Simon McCabe
WAPT. OSCP. OSWP. PGCert. BSc. Linux+. Security+.
...HSTS...
So first, let’s talk about what HSTS does. HSTS is a Security Policy that protects sites against protocol downgrade attacks (Source). It does this by specifying a HTTP header, named “Strict-Transport-Security“. The header specifies an age in seconds. So an example header might look like this:
Strict-Transport-Security: max-age=31536000 (Source). Wikipedia says that “HSTS Policy specifies a period of time during which the user agent should only access the server in a secure fashion”. HSTS is only acknowledged when sent over HSTS and is ignored when sent over HTTP (Source). Wait, what does this mean?

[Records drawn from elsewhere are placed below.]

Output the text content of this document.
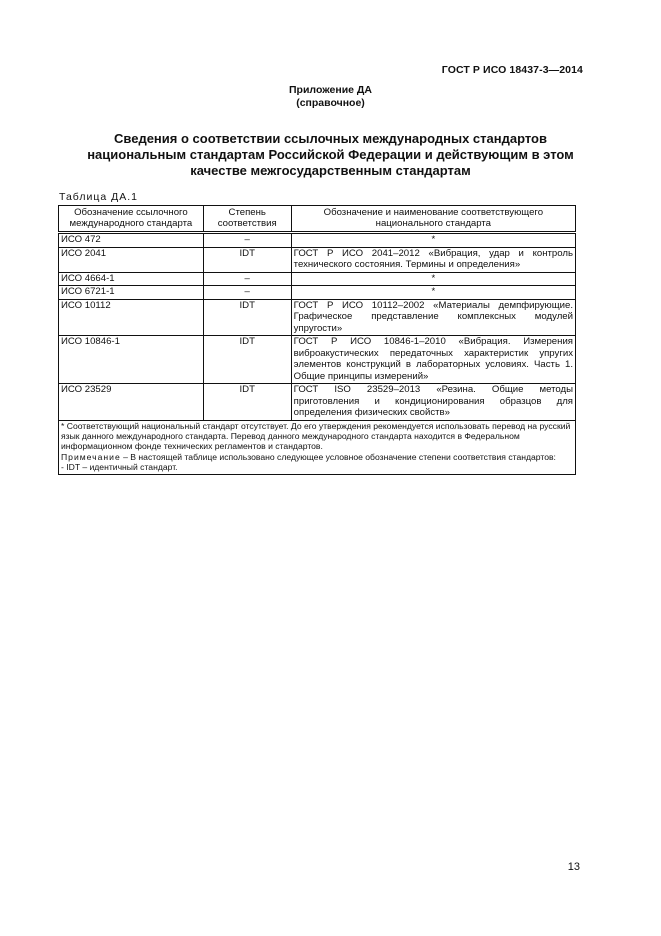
ГОСТ Р ИСО 18437-3—2014
Приложение ДА
(справочное)
Сведения о соответствии ссылочных международных стандартов
национальным стандартам Российской Федерации и действующим в этом
качестве межгосударственным стандартам
Таблица ДА.1
Обозначение ссылочного международного стандарта	Степень соответствия	Обозначение и наименование соответствующего национального стандарта
ИСО 472	–	*
ИСО 2041	IDT	ГОСТ Р ИСО 2041–2012 «Вибрация, удар и контроль технического состояния. Термины и определения»
ИСО 4664-1	–	*
ИСО 6721-1	–	*
ИСО 10112	IDT	ГОСТ Р ИСО 10112–2002 «Материалы демпфирующие. Графическое представление комплексных модулей упругости»
ИСО 10846-1	IDT	ГОСТ Р ИСО 10846-1–2010 «Вибрация. Измерения виброакустических передаточных характеристик упругих элементов конструкций в лабораторных условиях. Часть 1. Общие принципы измерений»
ИСО 23529	IDT	ГОСТ ISO 23529–2013 «Резина. Общие методы приготовления и кондиционирования образцов для определения физических свойств»

* Соответствующий национальный стандарт отсутствует. До его утверждения рекомендуется использовать перевод на русский язык данного международного стандарта. Перевод данного международного стандарта находится в Федеральном информационном фонде технических регламентов и стандартов.
Примечание – В настоящей таблице использовано следующее условное обозначение степени соответствия стандартов:
- IDT – идентичный стандарт.		
13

So let’s say you go to a website: http://example.com – the site loads up insecurely – and if the “Strict-Transport-Security” header is set, it will be ignored by the browser. This is due to compatability reasons (essentially with non-HTTPS user-agents).
Now, if you are directed to https://example.com and the “Strict-Transport-Security” header is set to “max-age=31536000”, all future traffic that’s sent to example.com in an insecure manner will be upgraded and sent over https (for the next year).
So you might be thinking: “Ok, but if you land on the website using HTTP, then surely you can still be subject to MiTM?” – yes, and that’s where HSTS pre-laoding comes in. Google Chrome, Firefox and other browsers have a pre-set list of HSTS sites.
In Chrome, going to: chrome://net-internals/#hsts will allow you to query whether a site is using HSTS. So for example, if you type in google.com into the query, you’ll be presented with the following:
And then if we go to google[d]com using Google Chrome and check the network tab, we can see HSTS is in use (highlighted yellow):
If you type the following in the address bar: “about:support” (without quotes) , and down to “Profile Folder”, you can click “Open Folder”. A file called “SiteSecurityServiceState.txt” contains sites you’ve visited with HSTS ages listed.
In my case, I had a site with the following HSTS timestamp: 1555777848138. This is a Unix timestamp, which means we can decode it.
So as you can see above, a website i’ve visited is due to expire on Saturday 20th April, 2019 at 16:30:48 UTC. This brings a whole new debate on privacy – this is essentially recording sites you visit, although, it’s doing so for security. Important to note, Private Browsing does not write to this file. Also worth noting, Apache, Lighttpd, Nginx and IIS all allow for this directive to be set (Source).
I think that’s about as deep as we need to go on a Wednesday night at 11:22pm! Thanks for reading.